Were they just careless, like William Marston aged 58? He is shown in the Register as being buried 'with Coroner's Warrant' on 22 May 1856. There is a report of the inquest in the Leicester Advertiser and the verdict was '"Accidental Death" caused by the deceased's own negligence in not scotching the waggon wheel before descending the hill.' This occurred on the Duke of York's bridge after he had been to the Mundy Arms in Loughborough for a load of manure. I am told this is the humped back canal bridge in the Nottingham Road, which was a difficult place for horse and cart.

Another accidental death connected with transport was that of William Ernest Bates, a porter at the Great Central Railway Station, who was killed whilst shunting. He was buried 25 April 1900.
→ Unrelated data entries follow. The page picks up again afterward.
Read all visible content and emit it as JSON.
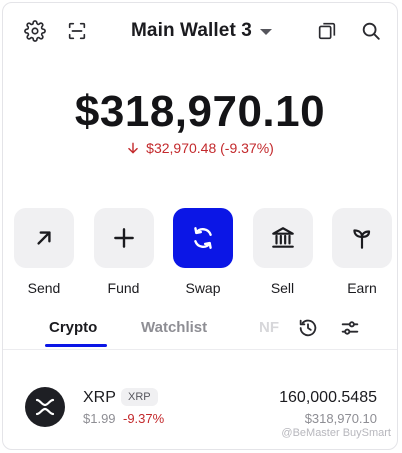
{
  "header": {
    "wallet_name": "Main Wallet 3",
    "icons": [
      "settings-gear-icon",
      "scan-qr-icon",
      "copy-icon",
      "search-icon"
    ]
  },
  "balance": {
    "total": "$318,970.10",
    "change_text": "$32,970.48 (-9.37%)",
    "change_direction": "down",
    "change_color": "#c3292c"
  },
  "actions": [
    {
      "label": "Send",
      "icon": "arrow-up-right-icon"
    },
    {
      "label": "Fund",
      "icon": "plus-icon"
    },
    {
      "label": "Swap",
      "icon": "swap-icon",
      "primary": true
    },
    {
      "label": "Sell",
      "icon": "bank-icon"
    },
    {
      "label": "Earn",
      "icon": "sprout-icon"
    }
  ],
  "tabs": [
    {
      "label": "Crypto",
      "active": true
    },
    {
      "label": "Watchlist",
      "active": false
    },
    {
      "label": "NF",
      "active": false
    }
  ],
  "assets": [
    {
      "name": "XRP",
      "ticker": "XRP",
      "price": "$1.99",
      "change": "-9.37%",
      "quantity": "160,000.5485",
      "value": "$318,970.10"
    }
  ],
  "watermark": "@BeMaster BuySmart",
  "colors": {
    "accent": "#0b16e6",
    "negative": "#c3292c"
  }
}
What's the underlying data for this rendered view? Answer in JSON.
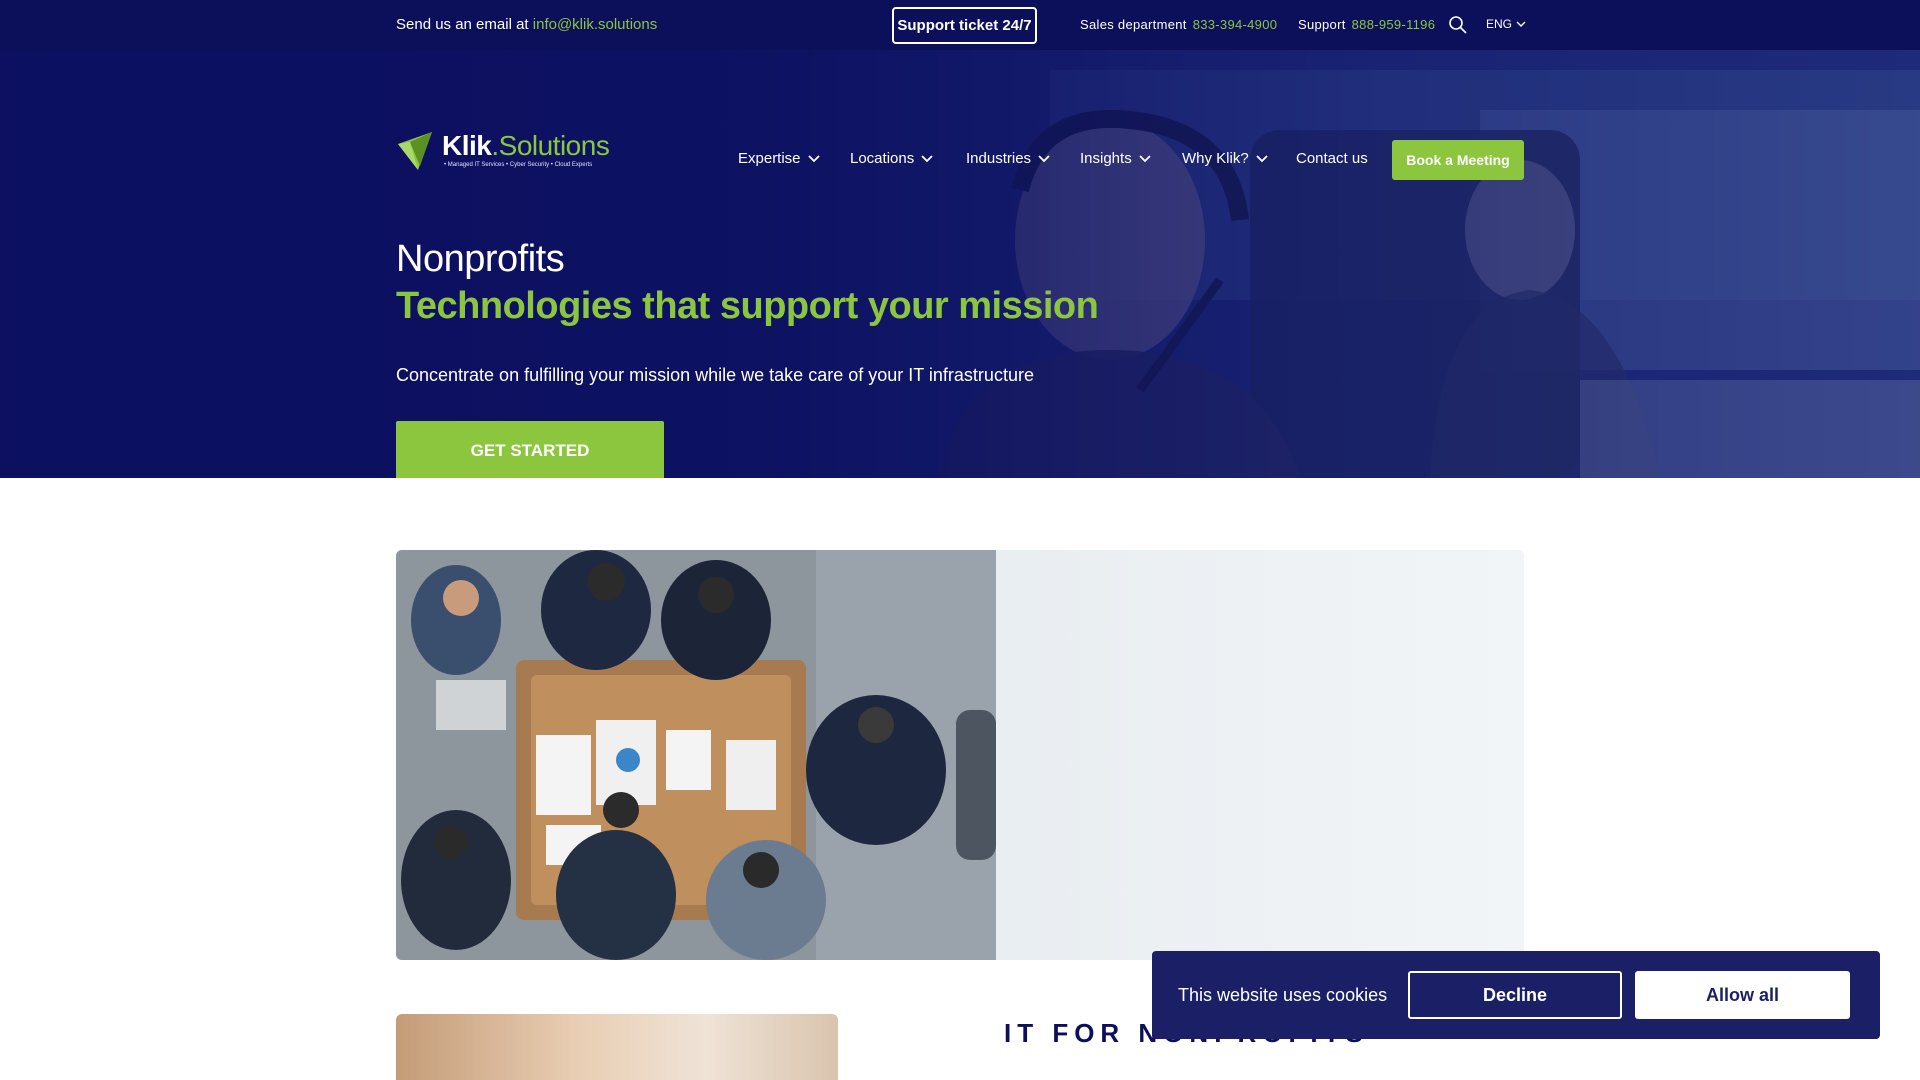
{
  "topbar": {
    "email_prefix": "Send us an email at",
    "email": "info@klik.solutions",
    "ticket_label": "Support ticket 24/7",
    "sales_label": "Sales department",
    "sales_number": "833-394-4900",
    "support_label": "Support",
    "support_number": "888-959-1196",
    "search_icon": "search-icon",
    "language": "ENG"
  },
  "logo": {
    "name": "Klik",
    "domain": ".Solutions",
    "tagline": "• Managed IT Services • Cyber Security • Cloud Experts"
  },
  "nav": {
    "items": [
      "Expertise",
      "Locations",
      "Industries",
      "Insights",
      "Why Klik?",
      "Contact us"
    ],
    "book_label": "Book a Meeting"
  },
  "hero": {
    "title": "Nonprofits",
    "subtitle": "Technologies that support your mission",
    "description": "Concentrate on fulfilling your mission while we take care of your IT infrastructure",
    "cta_label": "GET STARTED"
  },
  "section": {
    "title": "IT FOR NONPROFITS"
  },
  "cookie": {
    "message": "This website uses cookies",
    "decline_label": "Decline",
    "allow_label": "Allow all"
  },
  "colors": {
    "navy": "#0c0f5a",
    "green": "#8cc63f",
    "cookie_bg": "#1b1f66"
  }
}
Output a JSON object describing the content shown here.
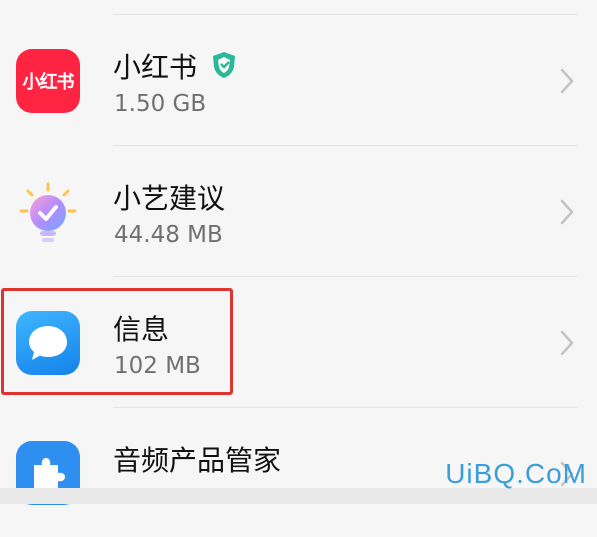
{
  "apps": [
    {
      "name": "小红书",
      "size": "1.50 GB",
      "icon": "xiaohongshu-icon",
      "icon_text": "小红书",
      "badge": "verified-shield-icon"
    },
    {
      "name": "小艺建议",
      "size": "44.48 MB",
      "icon": "xiaoyi-suggestion-icon"
    },
    {
      "name": "信息",
      "size": "102 MB",
      "icon": "messages-icon",
      "highlighted": true
    },
    {
      "name": "音频产品管家",
      "size": "",
      "icon": "audio-product-manager-icon"
    }
  ],
  "watermark": "UiBQ.CoM",
  "colors": {
    "xiaohongshu": "#ff2442",
    "messages": "#1a96f0",
    "highlight": "#e0352f",
    "audio": "#2f8ff0"
  }
}
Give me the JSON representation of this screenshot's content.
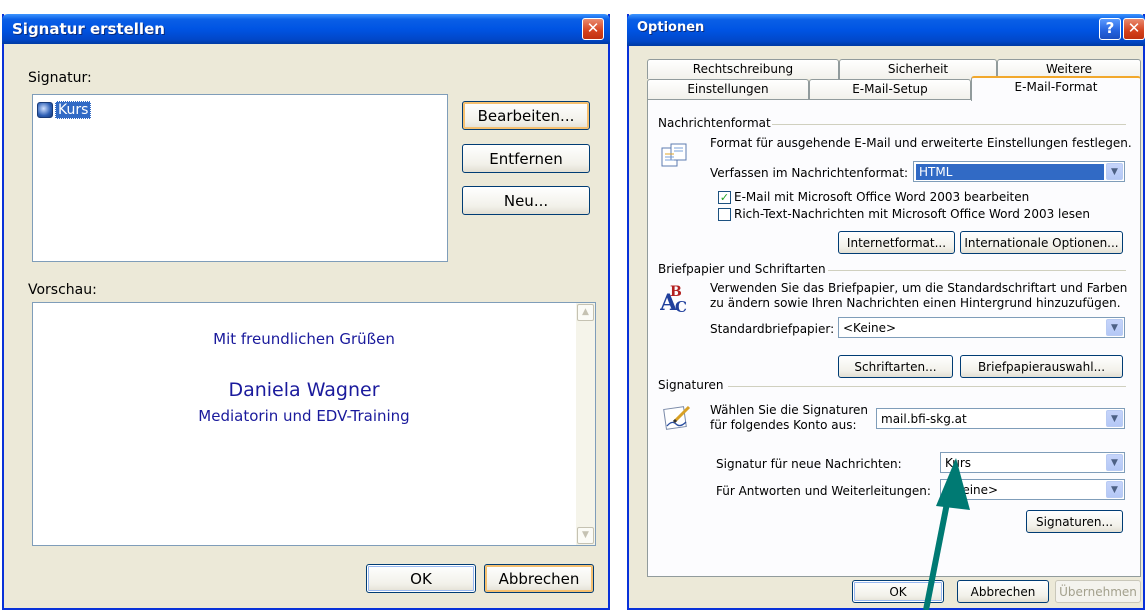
{
  "signatur_dialog": {
    "title": "Signatur erstellen",
    "signatur_label": "Signatur:",
    "signatures": [
      "Kurs"
    ],
    "buttons": {
      "bearbeiten": "Bearbeiten...",
      "entfernen": "Entfernen",
      "neu": "Neu...",
      "ok": "OK",
      "abbrechen": "Abbrechen"
    },
    "vorschau_label": "Vorschau:",
    "preview": {
      "line1": "Mit freundlichen Grüßen",
      "name": "Daniela Wagner",
      "role": "Mediatorin und EDV-Training",
      "text_color": "#1a1a9c"
    }
  },
  "optionen_dialog": {
    "title": "Optionen",
    "tabs_row1": [
      "Rechtschreibung",
      "Sicherheit",
      "Weitere"
    ],
    "tabs_row2": [
      "Einstellungen",
      "E-Mail-Setup",
      "E-Mail-Format"
    ],
    "active_tab": "E-Mail-Format",
    "nachrichtenformat": {
      "heading": "Nachrichtenformat",
      "description": "Format für ausgehende E-Mail und erweiterte Einstellungen festlegen.",
      "verfassen_label": "Verfassen im Nachrichtenformat:",
      "format_value": "HTML",
      "checkbox_word_edit": "E-Mail mit Microsoft Office Word 2003 bearbeiten",
      "checkbox_word_edit_checked": true,
      "checkbox_rich_text": "Rich-Text-Nachrichten mit Microsoft Office Word 2003 lesen",
      "checkbox_rich_text_checked": false,
      "internetformat_btn": "Internetformat...",
      "internationale_btn": "Internationale Optionen..."
    },
    "briefpapier": {
      "heading": "Briefpapier und Schriftarten",
      "description_line1": "Verwenden Sie das Briefpapier, um die Standardschriftart und Farben",
      "description_line2": "zu ändern sowie Ihren Nachrichten einen Hintergrund hinzuzufügen.",
      "standard_label": "Standardbriefpapier:",
      "standard_value": "<Keine>",
      "schriftarten_btn": "Schriftarten...",
      "briefpapierauswahl_btn": "Briefpapierauswahl..."
    },
    "signaturen": {
      "heading": "Signaturen",
      "konto_label_line1": "Wählen Sie die Signaturen",
      "konto_label_line2": "für folgendes Konto aus:",
      "konto_value": "mail.bfi-skg.at",
      "neue_label": "Signatur für neue Nachrichten:",
      "neue_value": "Kurs",
      "antworten_label": "Für Antworten und Weiterleitungen:",
      "antworten_value": "<Keine>",
      "signaturen_btn": "Signaturen..."
    },
    "buttons": {
      "ok": "OK",
      "abbrechen": "Abbrechen",
      "uebernehmen": "Übernehmen"
    }
  },
  "colors": {
    "titlebar": "#0054e3",
    "dialog_bg": "#ece9d8",
    "arrow": "#007a73",
    "selection": "#316ac5"
  }
}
Two brothers were buried on 6 July 1884 and the Vicar entered the following note:- 'These two brothers were killed by lightning on Highthorn Farm, Friday 4 July 1884.' They were James Tuckwood aged 63 and William Tuckwood aged 51. With them at the time was Thomas Tuckwood Hubbard, aged about 40, and at his death in 1910 was this note -- 'Nephew of James and William Tuckwood who were killed by lightning on 4 July 1884 when he was slightly scorched.' Was this accident or Act of God? Were they sheltering under trees?

Another work-related death was that of William Basford aged 34, buried 15 May 1885, who cut his hand with a steam saw.

Perhaps more sad was the case of Martha Morrice, a servant at Nottingham, aged 21 who was buried on 13 April 1870. 'This poor girl threw herself from a window.' No reason was given.

Childhood was not free from its dangers as shown when Alfred Mills, 'infant son of Joseph of Turnpost Farm was drowned in a pond' at the age of eighteen months on 30 July 1883.

While such deaths could occur nowadays, we should be worried if so many happened during a similar period in a small community like Wymeswold.